Shodan scanning — Shodan is a search engine for internet-connected devices. Shodan provides an easy one-stop solution to conduct Open-Source INTelligence (OSINT) gathering for different geographic locations, organizations, devices, services, etc. Software and firmware information collected by Shodan can potentially help identify unpatched vulnerabilities in the exposed cyber assets. ITS operators should monitor their IP ranges in Shodan to ensure their managed devices and systems are not exposed on the internet.
These already-available security technologies have been proven to help protect against cyberattacks and could have defended against the real-world attacks against ITS that we’ve seen wreaked upon ITS components (e.g., hacked signboards and public utilities infected with ransomware). For example, the WannaCry ransomware that recently infected computerized transportation systems could have been detected and blocked by anti-malware solutions. Virtual patch management could also have resolved the SMB vulnerability (MS017-010) that the WannaCry variant uses to propagate as well as infect systems.

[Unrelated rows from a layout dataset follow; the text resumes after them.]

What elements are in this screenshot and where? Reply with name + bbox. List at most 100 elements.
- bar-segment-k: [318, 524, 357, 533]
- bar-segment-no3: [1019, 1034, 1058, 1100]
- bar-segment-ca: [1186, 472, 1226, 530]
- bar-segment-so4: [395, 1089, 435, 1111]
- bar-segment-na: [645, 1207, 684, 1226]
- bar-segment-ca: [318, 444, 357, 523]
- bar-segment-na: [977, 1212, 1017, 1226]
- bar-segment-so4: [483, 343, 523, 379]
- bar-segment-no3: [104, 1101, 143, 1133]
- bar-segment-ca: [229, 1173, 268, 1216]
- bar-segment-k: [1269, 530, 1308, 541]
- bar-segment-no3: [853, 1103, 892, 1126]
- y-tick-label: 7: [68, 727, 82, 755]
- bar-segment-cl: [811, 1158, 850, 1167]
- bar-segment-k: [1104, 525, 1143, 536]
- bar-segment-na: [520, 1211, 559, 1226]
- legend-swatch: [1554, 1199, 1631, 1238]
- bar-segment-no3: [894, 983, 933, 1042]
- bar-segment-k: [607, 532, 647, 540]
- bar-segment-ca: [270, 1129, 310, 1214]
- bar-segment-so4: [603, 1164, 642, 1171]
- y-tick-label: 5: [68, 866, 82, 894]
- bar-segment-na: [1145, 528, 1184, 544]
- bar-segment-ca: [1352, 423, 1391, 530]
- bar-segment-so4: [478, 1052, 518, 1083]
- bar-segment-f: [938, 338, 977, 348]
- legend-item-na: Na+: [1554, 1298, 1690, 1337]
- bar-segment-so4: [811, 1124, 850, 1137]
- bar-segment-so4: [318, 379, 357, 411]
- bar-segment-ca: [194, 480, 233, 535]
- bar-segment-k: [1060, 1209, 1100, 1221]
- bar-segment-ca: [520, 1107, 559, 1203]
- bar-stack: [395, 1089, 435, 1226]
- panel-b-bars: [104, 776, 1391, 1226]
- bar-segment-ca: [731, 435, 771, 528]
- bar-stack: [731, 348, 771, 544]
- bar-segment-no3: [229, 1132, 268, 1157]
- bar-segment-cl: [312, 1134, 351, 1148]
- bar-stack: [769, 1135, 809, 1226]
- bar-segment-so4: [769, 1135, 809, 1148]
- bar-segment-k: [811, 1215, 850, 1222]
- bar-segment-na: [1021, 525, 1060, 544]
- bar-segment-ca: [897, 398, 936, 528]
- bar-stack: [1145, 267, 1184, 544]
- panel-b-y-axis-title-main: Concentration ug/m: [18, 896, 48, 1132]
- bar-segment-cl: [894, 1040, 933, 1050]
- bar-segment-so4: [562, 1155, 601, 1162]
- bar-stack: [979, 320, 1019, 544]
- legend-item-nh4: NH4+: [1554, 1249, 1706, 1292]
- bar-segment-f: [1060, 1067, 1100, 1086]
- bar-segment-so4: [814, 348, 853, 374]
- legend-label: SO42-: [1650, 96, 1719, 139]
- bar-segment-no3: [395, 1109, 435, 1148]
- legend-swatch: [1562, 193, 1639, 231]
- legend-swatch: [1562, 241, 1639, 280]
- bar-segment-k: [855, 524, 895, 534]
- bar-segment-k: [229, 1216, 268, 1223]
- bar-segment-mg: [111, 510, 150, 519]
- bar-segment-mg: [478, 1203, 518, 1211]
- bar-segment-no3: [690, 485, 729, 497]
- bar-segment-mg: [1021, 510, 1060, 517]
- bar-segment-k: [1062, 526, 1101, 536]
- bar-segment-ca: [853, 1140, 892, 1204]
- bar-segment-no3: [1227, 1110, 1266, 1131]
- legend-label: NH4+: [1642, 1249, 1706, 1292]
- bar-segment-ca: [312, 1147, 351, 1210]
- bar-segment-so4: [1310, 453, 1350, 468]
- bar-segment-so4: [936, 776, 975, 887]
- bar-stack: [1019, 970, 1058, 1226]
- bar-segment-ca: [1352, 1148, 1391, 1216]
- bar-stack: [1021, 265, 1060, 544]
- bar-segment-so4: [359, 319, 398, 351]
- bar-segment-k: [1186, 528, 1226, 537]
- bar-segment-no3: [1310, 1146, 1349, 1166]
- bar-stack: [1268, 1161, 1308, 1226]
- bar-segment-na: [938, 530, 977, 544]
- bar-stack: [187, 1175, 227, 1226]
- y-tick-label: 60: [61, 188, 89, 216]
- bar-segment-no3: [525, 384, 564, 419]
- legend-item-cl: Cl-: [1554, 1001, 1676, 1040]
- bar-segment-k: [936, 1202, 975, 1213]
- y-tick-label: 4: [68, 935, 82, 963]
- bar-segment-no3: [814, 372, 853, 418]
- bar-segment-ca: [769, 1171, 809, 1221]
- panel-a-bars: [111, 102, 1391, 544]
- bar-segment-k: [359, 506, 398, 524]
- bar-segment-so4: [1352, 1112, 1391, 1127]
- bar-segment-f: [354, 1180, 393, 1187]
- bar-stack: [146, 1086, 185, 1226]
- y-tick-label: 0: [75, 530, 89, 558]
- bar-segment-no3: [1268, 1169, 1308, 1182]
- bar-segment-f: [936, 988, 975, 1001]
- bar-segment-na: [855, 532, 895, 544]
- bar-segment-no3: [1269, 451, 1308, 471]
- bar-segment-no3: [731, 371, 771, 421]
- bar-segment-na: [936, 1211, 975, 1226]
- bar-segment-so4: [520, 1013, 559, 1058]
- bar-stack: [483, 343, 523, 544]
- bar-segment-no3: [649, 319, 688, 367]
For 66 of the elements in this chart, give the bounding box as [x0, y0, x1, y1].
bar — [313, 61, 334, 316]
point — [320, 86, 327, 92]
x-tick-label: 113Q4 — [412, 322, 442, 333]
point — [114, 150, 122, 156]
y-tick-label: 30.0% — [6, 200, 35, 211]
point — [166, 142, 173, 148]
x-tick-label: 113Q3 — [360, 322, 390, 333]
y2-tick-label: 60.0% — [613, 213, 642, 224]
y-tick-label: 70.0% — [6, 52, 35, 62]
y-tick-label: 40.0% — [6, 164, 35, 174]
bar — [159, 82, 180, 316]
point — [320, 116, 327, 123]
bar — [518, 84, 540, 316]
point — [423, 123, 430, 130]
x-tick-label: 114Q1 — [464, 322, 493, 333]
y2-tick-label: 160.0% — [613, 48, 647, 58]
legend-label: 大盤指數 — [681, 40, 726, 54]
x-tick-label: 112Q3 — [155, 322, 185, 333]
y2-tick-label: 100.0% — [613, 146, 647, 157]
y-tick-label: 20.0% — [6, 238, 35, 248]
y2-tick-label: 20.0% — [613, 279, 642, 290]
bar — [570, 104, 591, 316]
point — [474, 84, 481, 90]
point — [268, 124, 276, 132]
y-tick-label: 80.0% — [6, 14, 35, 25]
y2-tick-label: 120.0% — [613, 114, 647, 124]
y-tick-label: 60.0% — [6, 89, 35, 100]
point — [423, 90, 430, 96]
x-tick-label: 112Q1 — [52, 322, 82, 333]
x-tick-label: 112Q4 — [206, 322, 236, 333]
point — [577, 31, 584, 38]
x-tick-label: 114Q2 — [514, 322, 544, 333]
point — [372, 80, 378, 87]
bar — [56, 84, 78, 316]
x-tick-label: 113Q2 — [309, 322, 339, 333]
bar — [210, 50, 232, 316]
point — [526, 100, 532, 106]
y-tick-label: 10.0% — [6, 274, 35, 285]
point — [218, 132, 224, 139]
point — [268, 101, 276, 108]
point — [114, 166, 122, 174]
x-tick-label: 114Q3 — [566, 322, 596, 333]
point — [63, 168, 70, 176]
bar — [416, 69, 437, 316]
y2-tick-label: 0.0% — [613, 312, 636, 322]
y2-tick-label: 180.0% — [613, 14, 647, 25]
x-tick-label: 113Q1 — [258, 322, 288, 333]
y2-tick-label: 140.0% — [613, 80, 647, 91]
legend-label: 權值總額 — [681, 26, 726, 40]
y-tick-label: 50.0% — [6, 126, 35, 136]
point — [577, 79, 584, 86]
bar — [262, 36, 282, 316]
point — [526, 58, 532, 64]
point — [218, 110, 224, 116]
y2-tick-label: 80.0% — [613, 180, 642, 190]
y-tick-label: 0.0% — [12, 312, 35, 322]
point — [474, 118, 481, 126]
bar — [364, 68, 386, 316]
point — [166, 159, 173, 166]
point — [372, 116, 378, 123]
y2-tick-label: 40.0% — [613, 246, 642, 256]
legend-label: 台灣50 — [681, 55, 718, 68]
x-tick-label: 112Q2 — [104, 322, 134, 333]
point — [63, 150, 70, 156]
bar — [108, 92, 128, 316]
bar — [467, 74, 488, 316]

Protection Through Collaboration and Cooperation
In addition to setting up proven security technologies, CISOs and decision-makers in charge of developing and maintaining ITS infrastructure should consider working with the myriad government and public and private institutions and organizations — which will either benefit from a secure ITS or contribute to its construction and maintenance, or both — in securing the ITS itself. The widest net should be cast: from manufacturers, national authorities, police agencies and insurance companies, to political organizations and, most importantly, the primary users of the ITS itself, the drivers.
Such involvement and collaboration will enable the development of useful legislation and technology that will aid in the future infrastructure’s security. The soon-to-be-implemented General Data Protection Regulation (GDPR) is a good example of a security-centric legislation and policy, one that will no doubt benefit future ITS infrastructure with its focus on state-of-the-art technology and data protection. The International Organization for Standardization (ISO) has a technical committee (TC 204) tackling standardization of ITS technology pertaining to information, communication, and control systems — with organizations and experts in Europe, the US, and Asia taking part. In terms of security, one of the standardization efforts is WG (Working Group) 1’s development of guidelines for protecting privacy in the development of ITS standards and systems (TR 12859). WG 5 also has data security-focused work items which aim to create security frameworks for electronic fee collection (EFC) systems (TS 19299). No doubt more will be created in the future as more ITS technology gets developed and rolled out into production.
With all of this, protecting an ITS must seem like a herculean task. But an essential and interconnected infrastructure system such as an ITS warrants it. If we start thinking about cybersecurity as early as now, then we can ensure that we reap all the benefits of the roads of tomorrow — convenience, safety, and revenue.